HJ Heinz Company Chief Executive William Johnson addresses the audience at the annual shareholder's meeting in Pittsburgh, Pennsylvania, in this August 2006 file photo. Heinz has inked a deal to sell its 49 per cent share of a Zimbabwe cooking oil company. - ReutersZimbabwe has taken over U.S. food group H.J. Heinz Company's 49 per cent stake in the African nation's leading cooking oil maker, the first major move in a drive by President Robert Mugabe to control foreign-owned firms.
Agro-processing company Cotton Company of Zimbabwe (Cottco), a state enterprise until its privatisation in 1997, said it had bought Heinz's stake in Olivine Industries in a deal facilitated by a government-owned investment company.
Zimbabwe's official media announced the US$6.8 million transaction on Monday.

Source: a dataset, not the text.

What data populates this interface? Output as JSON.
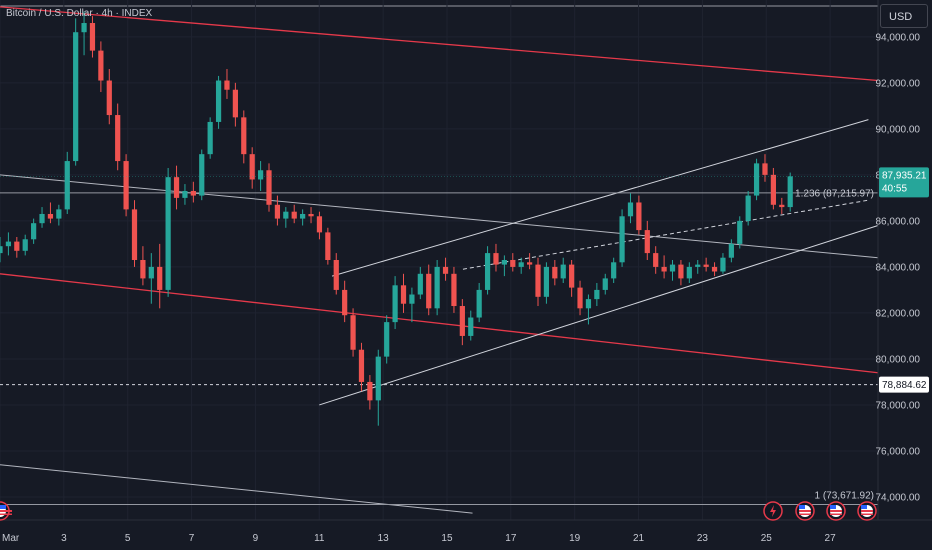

Olivine Commercial Director Phineas Chingono confirmed the takeover but told Reuters only government officials could give details.
The deal - under which management of the company will be handed over to the state - is the first significant takeover of a foreign firm since Mugabe's government vowed to turn over majority control of foreign assets, including those belonging to banks and mines, to Zimbabweans.
A law to do so is under consideration in Zimbabwe's parliament.
Mugabe's government, which is struggling with a deepening economic recession - marked by inflation of over 7,600 per cent, soaring poverty and chronic food and fuel shortages - has accused some businesses of halting production to undermine the economy.